Datasets from Wild and Seber

Table 2.3.2 (p. 56) coyote.txt

• The square brackets select a subset of the values of the variable `length`, those for which the variable `gender` has the value `"female"`. This is just like the dot plot example. To see that these are indeed the data you are to plot, look at the data file coyote.txt.
• The additional argument `right=FALSE` to the `hist` function is necessary so that R will draw the same histogram as in the textbook. This is documented on the R on-line help for hist.

There is no reason to prefer the histogram you get with `right=TRUE` over the default behavior `right=FALSE`. Thus there is no reason to use this argument if you don't want to. We only used it to match the illustration in the textbook.

Numerical Summaries

Datasets from Wild and Seber

Table 2.1.1 (p. 39) heart.txt

• `summary` calculates the "five number summary" (actually six numbers), described on pp. 61-69 of Wild and Seber. Some of the individual numbers in the "five number summary" are calculated by the following four lines
• `mean` calculates the mean.
• `median` calculates the median.
• There is no R function that calculates just quartiles. However, the `quantile` function calculates arbitrary quantiles (p. 244 ff. in Wild and Seber).
• `quantile(x, 0.25)` calculates the lower quartile (also called the 0.25 quantile or the 25th percentile) of the variable `x`.
• `quantile(x, 0.75)` calculates the lower quartile (also called the 0.75 quantile or the 75th percentile) of the variable `x`.
• `sd` calculates the standard deviation.
• `IQR` calculates the interquartile range (IQR).

Data Entry

Datasets from Wild and Seber

(none)

• Note that R disagrees with the answer in the textbook about the upper quartile (technically, R is right and the textbook is wrong).
• The first command `x <- c(1, 2, 2, 5, 8, 8, 11, 12, 14)` inputs the data for this problem (we just type it in rather than read it from some file on the web).

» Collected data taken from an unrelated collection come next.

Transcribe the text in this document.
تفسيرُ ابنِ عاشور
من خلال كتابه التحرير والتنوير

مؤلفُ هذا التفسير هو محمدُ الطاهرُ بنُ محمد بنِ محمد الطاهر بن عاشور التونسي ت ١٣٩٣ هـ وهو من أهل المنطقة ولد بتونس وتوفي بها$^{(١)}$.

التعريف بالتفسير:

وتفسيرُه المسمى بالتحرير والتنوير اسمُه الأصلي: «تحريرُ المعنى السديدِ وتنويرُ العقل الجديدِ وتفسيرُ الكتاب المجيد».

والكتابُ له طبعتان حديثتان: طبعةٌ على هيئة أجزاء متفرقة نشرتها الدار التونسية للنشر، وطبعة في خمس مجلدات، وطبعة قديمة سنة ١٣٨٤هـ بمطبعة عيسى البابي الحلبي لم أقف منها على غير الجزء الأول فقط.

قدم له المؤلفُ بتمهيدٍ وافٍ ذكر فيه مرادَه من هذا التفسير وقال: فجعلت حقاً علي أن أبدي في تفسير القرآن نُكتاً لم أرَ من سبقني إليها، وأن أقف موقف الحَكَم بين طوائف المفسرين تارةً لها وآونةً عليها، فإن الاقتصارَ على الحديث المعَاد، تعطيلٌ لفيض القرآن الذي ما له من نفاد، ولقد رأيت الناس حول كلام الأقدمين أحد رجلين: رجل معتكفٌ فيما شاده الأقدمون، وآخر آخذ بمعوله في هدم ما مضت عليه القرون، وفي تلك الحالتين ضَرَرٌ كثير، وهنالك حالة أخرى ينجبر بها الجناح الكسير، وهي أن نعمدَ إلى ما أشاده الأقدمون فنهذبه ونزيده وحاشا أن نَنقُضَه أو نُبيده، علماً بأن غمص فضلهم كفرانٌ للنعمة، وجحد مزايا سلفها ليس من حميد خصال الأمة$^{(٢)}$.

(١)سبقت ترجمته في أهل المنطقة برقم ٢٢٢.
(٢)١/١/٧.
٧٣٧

The symbol `<-` is the R assignment operator. The function `c` "collects" a bunch of numbers into one data vector.
• The `summary` command is explained in the numerical summaries example.
• Note that any variable name will do. Call it what you like (any word with any numbers or letters, upper or lower case, starting with a letter), for example `fred`.
```fred <- c(1, 2, 2, 5, 8, 8, 11, 12, 14)
summary(fred)
```
Does exactly the same thing as the example.

Note that upper and lower case are different, that is, `Fred` with a capital "F" is a different variable.

Bar Plots (Bar Graphs)

Datasets from Wild and Seber

Table 2.5.2 (p. 78) fishspec.txt

• The first command `names(freq) <- nstrata` associates the names of the strata with the frequencies. The symbol `<-` is the R assignment operator.
• The `barplot` command draws the barplot. This is documented on the R on-line help for barplot.